Bennett “expressed satisfaction” at the outcome, and no more action was taken, Garvey said, “consistent with Ms. Bennett’s wishes.”
Garvey said an investigation will be led by former federal judge Barbara Jones, a Democrat appointed by President Bill Clinton who went on to work for law firm Bracewell. “There are no limits on the scope of Judge Jones’ review,” Garvey added.
The announcement of an inquiry did not satisfy many lawmakers, however, as a second woman’s allegations prompted them to urge a serious outside review.
State Sen. Gustavo Rivera (D) tweeted that he believed Boylan and Bennett while calling for a more independent investigation “immediately.” U.S. Rep. Jerry Nadler (D-N.Y.) said Cuomo should refer the issue to the state attorney general for her to appoint an investigator.
“If it’s proven to be true that the Governor abused his power by sexually harassing subordinates then he must resign,” tweeted Assembly member Pat Burke (D).
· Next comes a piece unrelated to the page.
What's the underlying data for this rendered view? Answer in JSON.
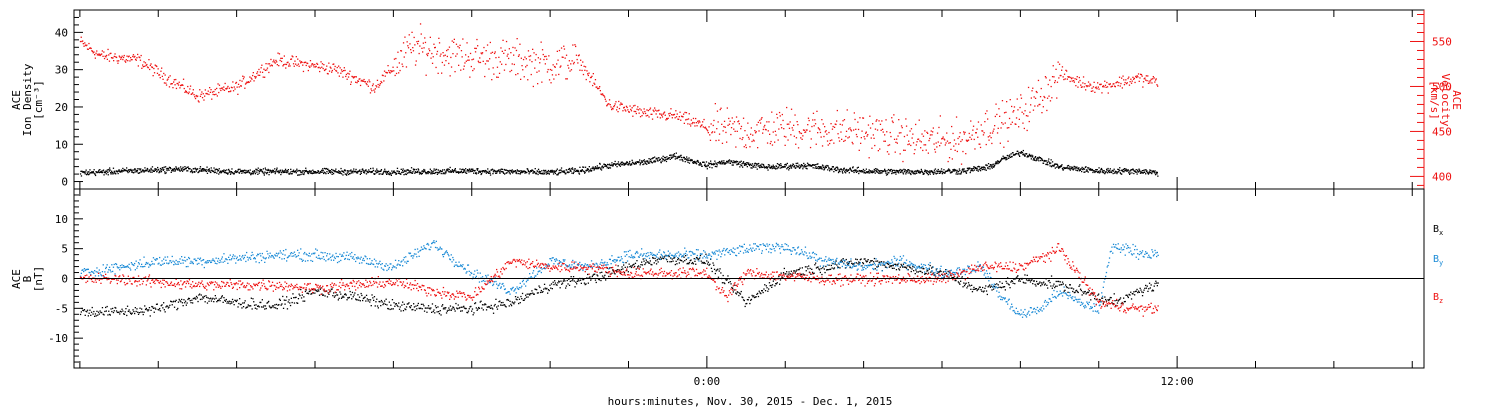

Bennett told the Times that she initially “got along really well” with the governor, finding his questions about her love life inappropriate at times but still viewing him as “a father figure.” Things shifted in the spring, however, she said. She told the paper that Cuomo seemed strangely focused in May on the fact that she had been sexually assaulted.
“When she came to me and opened up about being a sexual assault survivor and how it shaped her and her ongoing efforts to create an organization that empowered her voice to help other survivors, I tried to be supportive and helpful,” Cuomo said in his statement Saturday.
The most inappropriate questions came June 5 when she was with Cuomo in his office, Bennett told the Times. Initially asked to take dictation alongside another staffer, she said, she found herself alone with the governor, who began asking about her romantic life. The questions included whether she was in a relationship, whether she was monogamous and whether she had had sex with older men, according to her account to the Times.
The newspaper said it reviewed texts with a friend from that day and the next in which Bennett said she was upset by the conversation, called it “the most explicit it could be” and described some of its substance.
Bennett told the Times that Cuomo also said “he’s fine with anyone above the age of 22.”
Bennett said that the two female Cuomo staffers to whom she brought her concerns were sympathetic and that she has no problem with their response. Neither woman immediately responded Saturday to The Post.
The ex-aide said Cuomo did not try to touch her inappropriately, according to the Times. The other former aide alleging harassment, Boylan, accused Cuomo last week of going “out of his way to touch me on my lower back, arms and legs” and giving her an unsolicited kiss as she tried to leave his office.
Boylan said she resigned from the Cuomo administration in fall 2018 after her relationship with top staffers deteriorated. She presented her alleged experiences as part of a workplace-wide problem, saying that other Cuomo staffers “normalized” the governor’s inappropriate behavior and that two other women had reached out to her after she went public with her account in December.
“One described how she lived in constant fear, scared of what would happen to her if she rejected the governor’s advances,” Boylan said, while another recalled the governor telling her to “warn staff members who upset him that their jobs could be at risk.”
Bennett tweeted about Boylan’s post on Medium the day it was published.
“For those wondering what it’s like to work for the Cuomo admin, read @LindseyBoylan’s story,” she said.
On Saturday evening, Boylan had also responded to Bennett’s account in the Times.
“You are not going to derail or destroy any more lives @NYGovCuomo,” she tweeted.